LINGGA- Kunjungan kerja Tim Kementrian Lingkungan Hidup dan Kehutanan (KLHK) dan anggota Komisi VII DPR-RI Fraksi PKB Abdul Wahid yang membidangi Energi, Industri, Riset dan Teknologi ke kabupaten Lingga Provinsi Kepri, selama tiga hari, tepatnya 16-18 Agustus 202 lalu. Hal tersebut diduga menuai berita sehingga terjadi pengamanan alat dan pemasangan garis pns line di lokasi penambangan Perusahan Tambang Yeyen Bintan Pratama (PT YBP), berlokasi di area hutan wilayah Desa Tinjul, Kecamatan Singkep Barat, Kabupaten Lingga, Provinsi Kepri.
LIDIKNEWS.CO.ID- Dari hasil informasi yang dihimpun awak media serta keterangan nara sumber berinisial “MN” menyebutkan bahwa, “Tim KLHK melakukan penyitaan pengamanan 8 unit Dumtruck Ban 10 serta 2 unit Excavator dan pemasangan tanda garis pns line,” ujar MN. Rabu 22 September 2021.
Terang MN, turunnya tim KLHK ketika melakukan kunker ke lokasi aktivitas tambang di wilayah Kecamatan Singkep Barat yakni, lokasi tambang PT. Yenyen Bintan Pratama (YBP), tepatnya berada di area kawasan hutan Desa Tinjul yang diketahui mengantongi izin usaha pertambangan (IUP) Operasi Produksi sejak tahun 2010 dan mendapat perpanjangan izin tahun 2018. Namun PT YBP tidak mengurus Persetujuan Penggunaan Kawasan Hutan dari Kementerian Lingkungan Hidup dan Kehutanan.
Saat melakukan kunjungan ke lokasi IUP PT Yeyen Bintan Permata (YBP), tim KLHK dan anggota Komisi VII DPR-RI Fraksi PKB Abdul Wahid yang membidangi Energi, Industri, Riset dan Teknologi tidak menemukan seorang pun karyawan atau pengurus perusahaan di lokasi penambangan.
Melalui MN, menurut Wahid waktu itu menyampaikan bahwa, “Kami tidak anti investasi, tapi patuhi aturan mainnya.

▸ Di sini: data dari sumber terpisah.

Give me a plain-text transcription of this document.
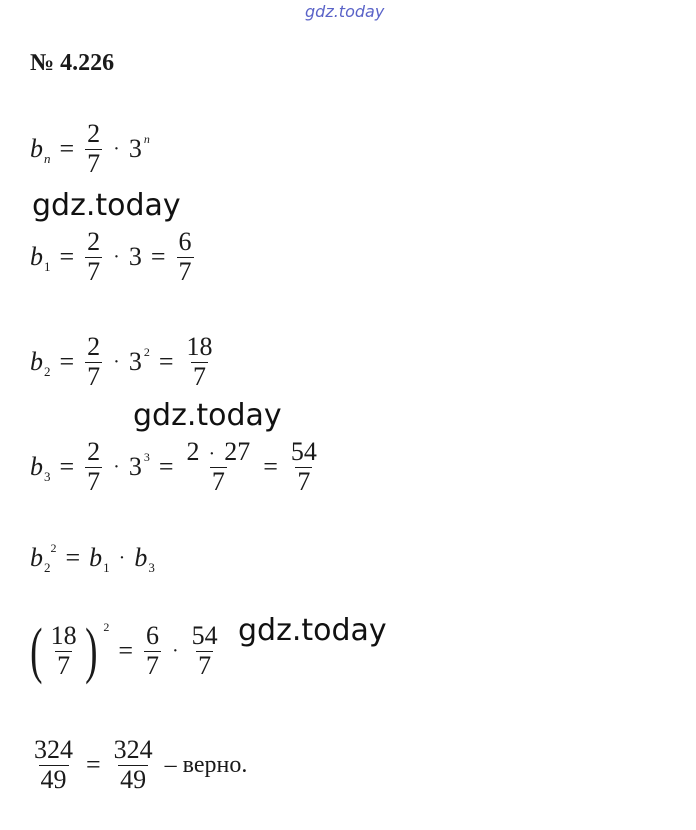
gdz.today
№ 4.226
b $n = \frac{2}{7} \cdot 3$ n
gdz.today
b $1 = \frac{2}{7} \cdot 3 = \frac{6}{7}$
b $2 = \frac{2}{7} \cdot 3$ $2 = \frac{18}{7}$
gdz.today
b $3 = \frac{2}{7} \cdot 3$ $3 = \frac{2 \cdot 27}{7} = \frac{54}{7}$
b 2
2 = b 1 · b 3
( $\frac{18}{7}$ ) 2
= $\frac{6}{7} \cdot \frac{54}{7}$ gdz.today
$\frac{324}{49} = \frac{324}{49}$ – верно.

Bayangkan sudah 11 tahun mengantongi IUP dan menambang di kawasan hutan tanpa izin dari KLHK. Ada apa ini?, Siapa yang bertanggungjawab terhadap kerusakan hutan ini.”
Tambah MN, Abdul Wahid semakin geram setelah mengecek koordinat lokasi tambang perusahaan yang beroperasi di kawasan hutan tanpa izin. Dan diketahui Perusahaan ini juga mengangkut mineral dari luar IUP. “Ini jelas pidana. Aparat penegak hukum tidak boleh ada pembiaran,” ucap Wahid.

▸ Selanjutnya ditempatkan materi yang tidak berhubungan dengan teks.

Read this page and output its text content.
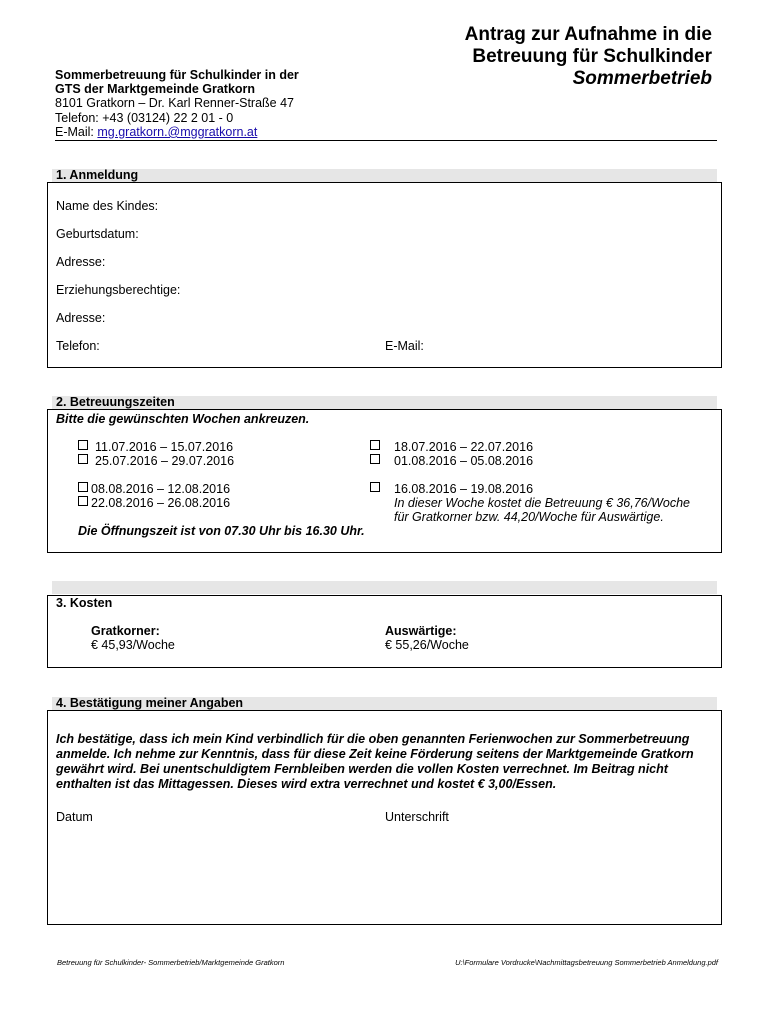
Antrag zur Aufnahme in die
Betreuung für Schulkinder
Sommerbetrieb
Sommerbetreuung für Schulkinder in der
GTS der Marktgemeinde Gratkorn
8101 Gratkorn – Dr. Karl Renner-Straße 47
Telefon: +43 (03124) 22 2 01 - 0
E-Mail: mg.gratkorn.@mggratkorn.at
1. Anmeldung
Name des Kindes:
Geburtsdatum:
Adresse:
Erziehungsberechtige:
Adresse:
Telefon:	E-Mail:
2. Betreuungszeiten
Bitte die gewünschten Wochen ankreuzen.
11.07.2016 – 15.07.2016
25.07.2016 – 29.07.2016
18.07.2016 – 22.07.2016
01.08.2016 – 05.08.2016
08.08.2016 – 12.08.2016
22.08.2016 – 26.08.2016
16.08.2016 – 19.08.2016
In dieser Woche kostet die Betreuung € 36,76/Woche
für Gratkorner bzw. 44,20/Woche für Auswärtige.
Die Öffnungszeit ist von 07.30 Uhr bis 16.30 Uhr.
3. Kosten
Gratkorner:
€ 45,93/Woche
Auswärtige:
€ 55,26/Woche
4. Bestätigung meiner Angaben
Ich bestätige, dass ich mein Kind verbindlich für die oben genannten Ferienwochen zur Sommerbetreuung anmelde. Ich nehme zur Kenntnis, dass für diese Zeit keine Förderung seitens der Marktgemeinde Gratkorn gewährt wird. Bei unentschuldigtem Fernbleiben werden die vollen Kosten verrechnet. Im Beitrag nicht enthalten ist das Mittagessen. Dieses wird extra verrechnet und kostet € 3,00/Essen.
Datum	Unterschrift
Betreuung für Schulkinder- Sommerbetrieb/Marktgemeinde Gratkorn	U:\Formulare Vordrucke\Nachmittagsbetreuung Sommerbetrieb Anmeldung.pdf
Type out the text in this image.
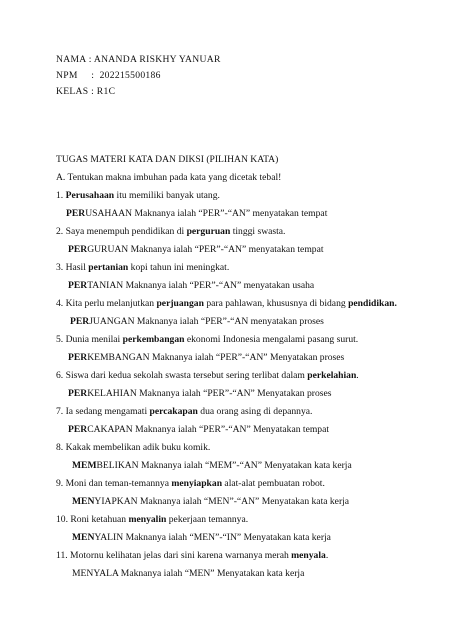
NAMA : ANANDA RISKHY YANUAR
NPM     :  202215500186
KELAS : R1C
TUGAS MATERI KATA DAN DIKSI (PILIHAN KATA)
A. Tentukan makna imbuhan pada kata yang dicetak tebal!
1. Perusahaan itu memiliki banyak utang.
PERUSAHAAN Maknanya ialah “PER”-“AN” menyatakan tempat
2. Saya menempuh pendidikan di perguruan tinggi swasta.
PERGURUAN Maknanya ialah “PER”-“AN” menyatakan tempat
3. Hasil pertanian kopi tahun ini meningkat.
PERTANIAN Maknanya ialah “PER”-“AN” menyatakan usaha
4. Kita perlu melanjutkan perjuangan para pahlawan, khususnya di bidang pendidikan.
PERJUANGAN Maknanya ialah “PER”-“AN menyatakan proses
5. Dunia menilai perkembangan ekonomi Indonesia mengalami pasang surut.
PERKEMBANGAN Maknanya ialah “PER”-“AN” Menyatakan proses
6. Siswa dari kedua sekolah swasta tersebut sering terlibat dalam perkelahian.
PERKELAHIAN Maknanya ialah “PER”-“AN” Menyatakan proses
7. Ia sedang mengamati percakapan dua orang asing di depannya.
PERCAKAPAN Maknanya ialah “PER”-“AN” Menyatakan tempat
8. Kakak membelikan adik buku komik.
MEMBELIKAN Maknanya ialah “MEM”-“AN” Menyatakan kata kerja
9. Moni dan teman-temannya menyiapkan alat-alat pembuatan robot.
MENYIAPKAN Maknanya ialah “MEN”-“AN” Menyatakan kata kerja
10. Roni ketahuan menyalin pekerjaan temannya.
MENYALIN Maknanya ialah “MEN”-“IN” Menyatakan kata kerja
11. Motornu kelihatan jelas dari sini karena warnanya merah menyala.
MENYALA Maknanya ialah “MEN” Menyatakan kata kerja
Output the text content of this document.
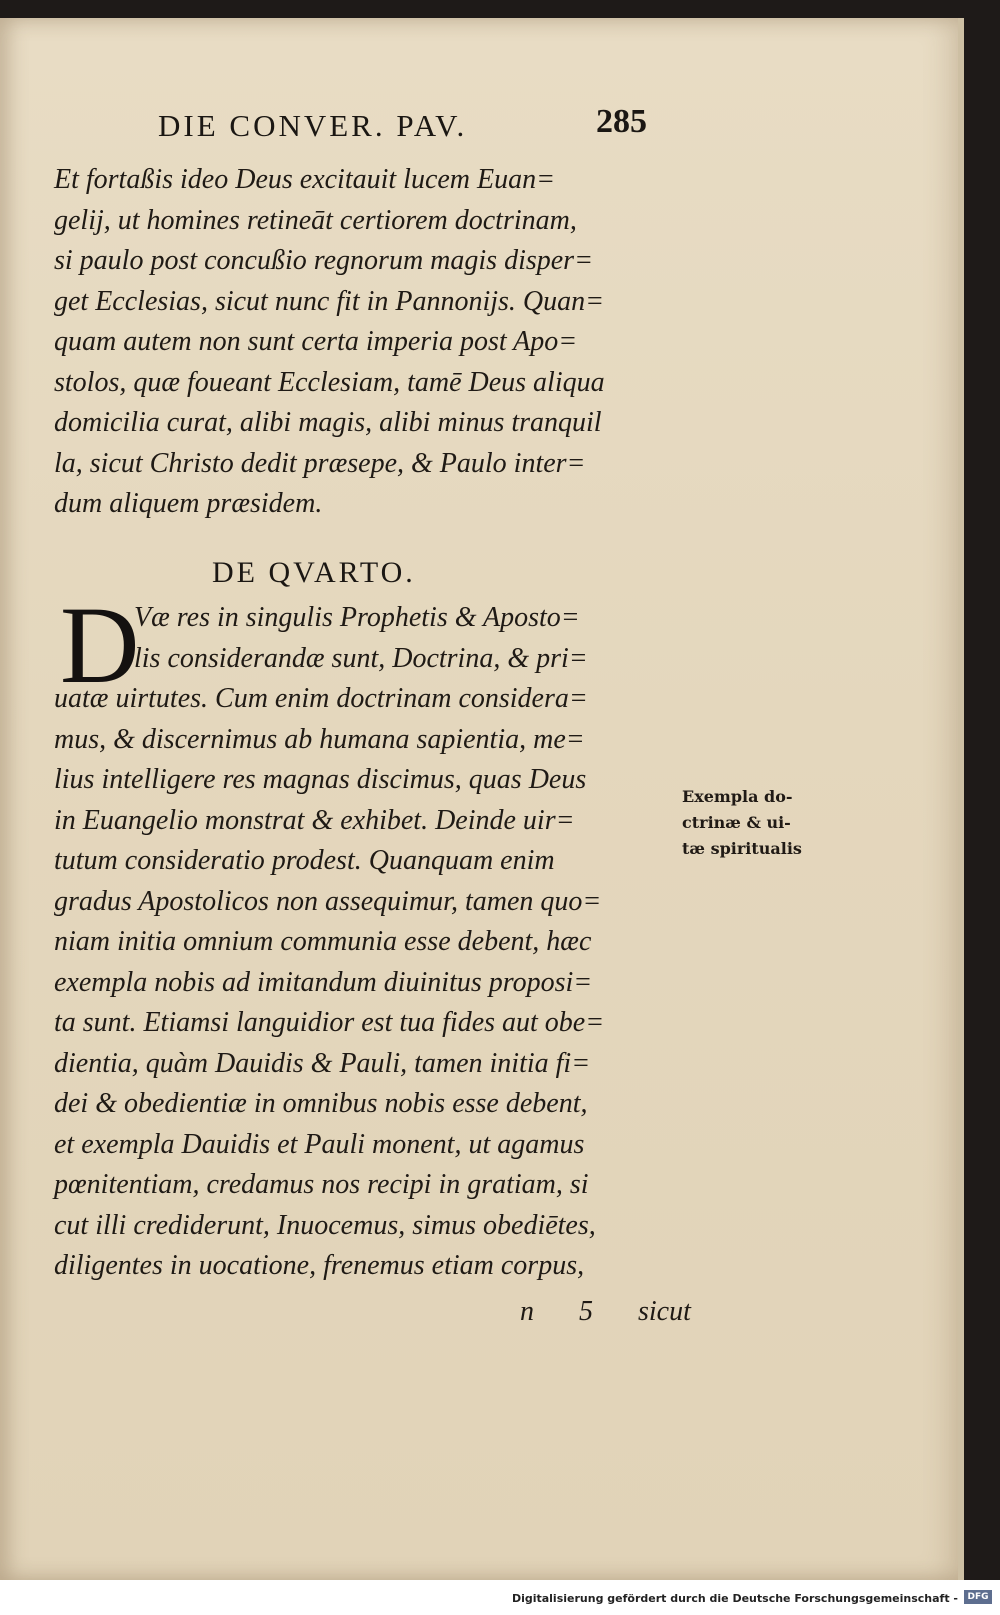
DIE CONVER. PAV.	285
Et fortaßis ideo Deus excitauit lucem Euan=
gelij, ut homines retineāt certiorem doctrinam,
si paulo post concußio regnorum magis disper=
get Ecclesias, sicut nunc fit in Pannonijs. Quan=
quam autem non sunt certa imperia post Apo=
stolos, quæ foueant Ecclesiam, tamē Deus aliqua
domicilia curat, alibi magis, alibi minus tranquil
la, sicut Christo dedit præsepe, & Paulo inter=
dum aliquem præsidem.
DE QVARTO.
D
Væ res in singulis Prophetis & Aposto=
lis considerandæ sunt, Doctrina, & pri=
uatæ uirtutes. Cum enim doctrinam considera=
mus, & discernimus ab humana sapientia, me=
lius intelligere res magnas discimus, quas Deus
in Euangelio monstrat & exhibet. Deinde uir=
tutum consideratio prodest. Quanquam enim
gradus Apostolicos non assequimur, tamen quo=
niam initia omnium communia esse debent, hæc
exempla nobis ad imitandum diuinitus proposi=
ta sunt. Etiamsi languidior est tua fides aut obe=
dientia, quàm Dauidis & Pauli, tamen initia fi=
dei & obedientiæ in omnibus nobis esse debent,
et exempla Dauidis et Pauli monent, ut agamus
pœnitentiam, credamus nos recipi in gratiam, si
cut illi crediderunt, Inuocemus, simus obediētes,
diligentes in uocatione, frenemus etiam corpus,
Exempla do-
ctrinæ & ui-
tæ spiritualis
n 5 sicut
Digitalisierung gefördert durch die Deutsche Forschungsgemeinschaft -	DFG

Terhadap kegiatan penambangan di kawasan hutan tanpa izin dan di luar IUP, Abdul Wahid menyampaikan, “PT Yeyen Bintan Permata (YBP), dapat dijerat dengan Undang-Undang (UU) Nomor 18 Tahun 2013 tentang Pencegahan dan Pemberantasan Perusakan Hutan dan UU No 3 Tahun 2020 tentang Pertambangan Mineral dan Batubara.

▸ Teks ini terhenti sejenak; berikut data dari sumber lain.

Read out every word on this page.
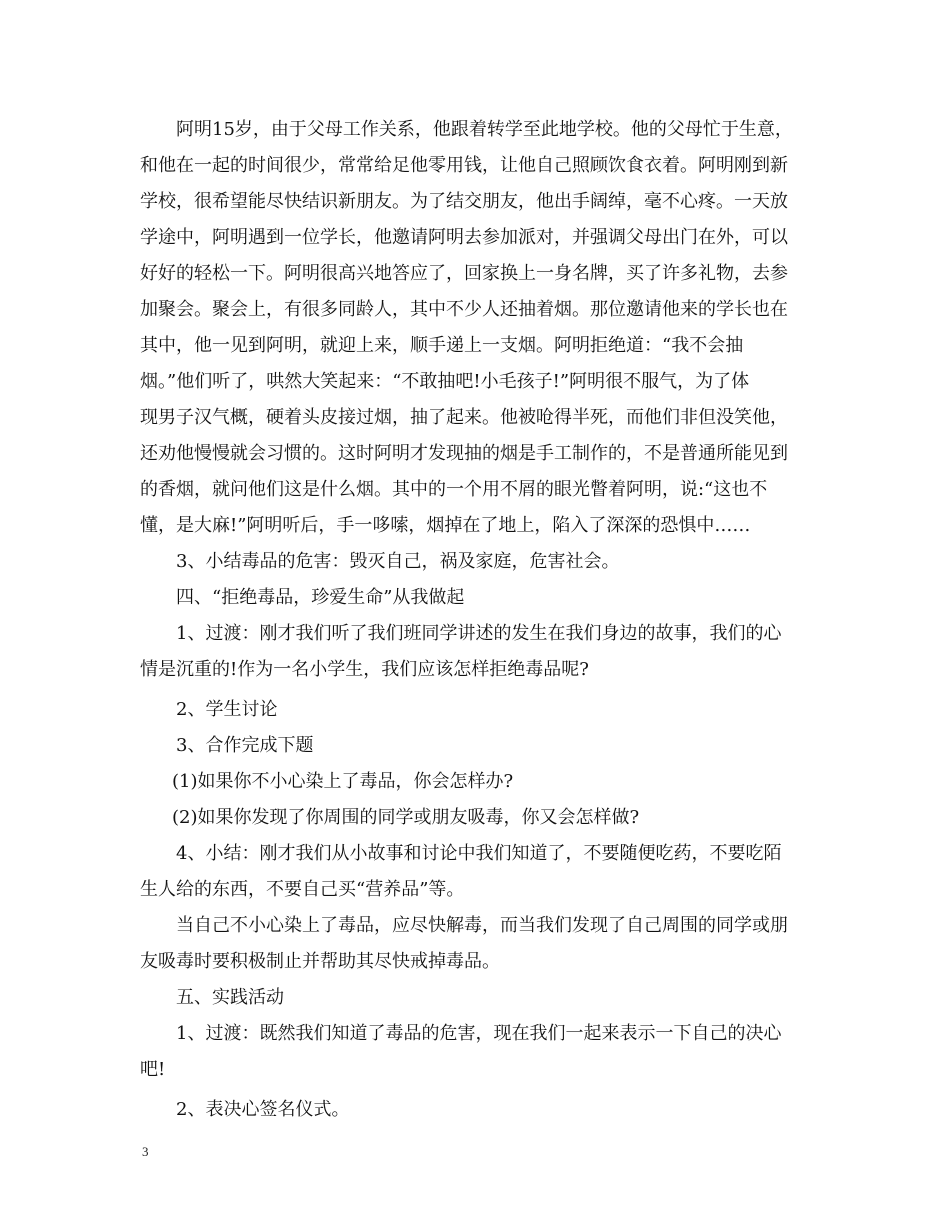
阿明15岁，由于父母工作关系，他跟着转学至此地学校。他的父母忙于生意，
和他在一起的时间很少，常常给足他零用钱，让他自己照顾饮食衣着。阿明刚到新
学校，很希望能尽快结识新朋友。为了结交朋友，他出手阔绰，毫不心疼。一天放
学途中，阿明遇到一位学长，他邀请阿明去参加派对，并强调父母出门在外，可以
好好的轻松一下。阿明很高兴地答应了，回家换上一身名牌，买了许多礼物，去参
加聚会。聚会上，有很多同龄人，其中不少人还抽着烟。那位邀请他来的学长也在
其中，他一见到阿明，就迎上来，顺手递上一支烟。阿明拒绝道：“我不会抽
烟。”他们听了，哄然大笑起来：“不敢抽吧!小毛孩子!”阿明很不服气，为了体
现男子汉气概，硬着头皮接过烟，抽了起来。他被呛得半死，而他们非但没笑他，
还劝他慢慢就会习惯的。这时阿明才发现抽的烟是手工制作的，不是普通所能见到
的香烟，就问他们这是什么烟。其中的一个用不屑的眼光瞥着阿明，说:“这也不
懂，是大麻!”阿明听后，手一哆嗦，烟掉在了地上，陷入了深深的恐惧中……
3、小结毒品的危害：毁灭自己，祸及家庭，危害社会。
四、“拒绝毒品，珍爱生命”从我做起
1、过渡：刚才我们听了我们班同学讲述的发生在我们身边的故事，我们的心
情是沉重的!作为一名小学生，我们应该怎样拒绝毒品呢?
2、学生讨论
3、合作完成下题
(1)如果你不小心染上了毒品，你会怎样办?
(2)如果你发现了你周围的同学或朋友吸毒，你又会怎样做?
4、小结：刚才我们从小故事和讨论中我们知道了，不要随便吃药，不要吃陌
生人给的东西，不要自己买“营养品”等。
当自己不小心染上了毒品，应尽快解毒，而当我们发现了自己周围的同学或朋
友吸毒时要积极制止并帮助其尽快戒掉毒品。
五、实践活动
1、过渡：既然我们知道了毒品的危害，现在我们一起来表示一下自己的决心
吧!
2、表决心签名仪式。
3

Selanjutnya, dalam Pasal 17 ayat (1) UU No 188 Tahun 2013, setiap orang dilarang membawa alat-alat berat, melakukan kegiatan penambangan, mengangkut, membeli dan menjual hasil tambang di dalam kawasan hutan tanpa izin kementerian. “Bagi yang melanggar dapat dipidana penjara paling singkat 8 tahun dan paling lama 20 tahun, serta pidana denda paling sedikit Rp20 miliar dan paling banyak Rp50 miliar,” ujar Wahid.
Selain itu, di dalam Pasal 161 UU Nomor 3 Tahun 2020, sanksi pidananya juga ditegaskan, bahwa setiap orang yang menampung, memanfaatkan, melakukan pengangkutan dan penjualan Mineral yang berasal dari luar IUP dapat dipidana penjara paling lama 5 tahun dan denda paling banyak Rp100 miliar, sebut Wahid.
Dan saat ini alat PT YBP yang disita diamankan di parkir kawasan Implasment eks penambangan Timah Dabo Kecamatan Singkep. Sebagai informasi tambahan, selain meninjau lokasi (IUP) PT Yeyen Bintan Permata. Tim juga mengunjungi lokasi PT Telaga Bintan Jaya, PT Citra Semarak Sejati dan PT Growa Indonesia di Singkep Barat, serta PT Sanmas Mekar Abadi di Singkep Selatan, tutup MN sebagai sumber media ini.
Hingga berita ini diunggah awak media ini belum bisa konfirmasi kepada pihak-pihak terkait.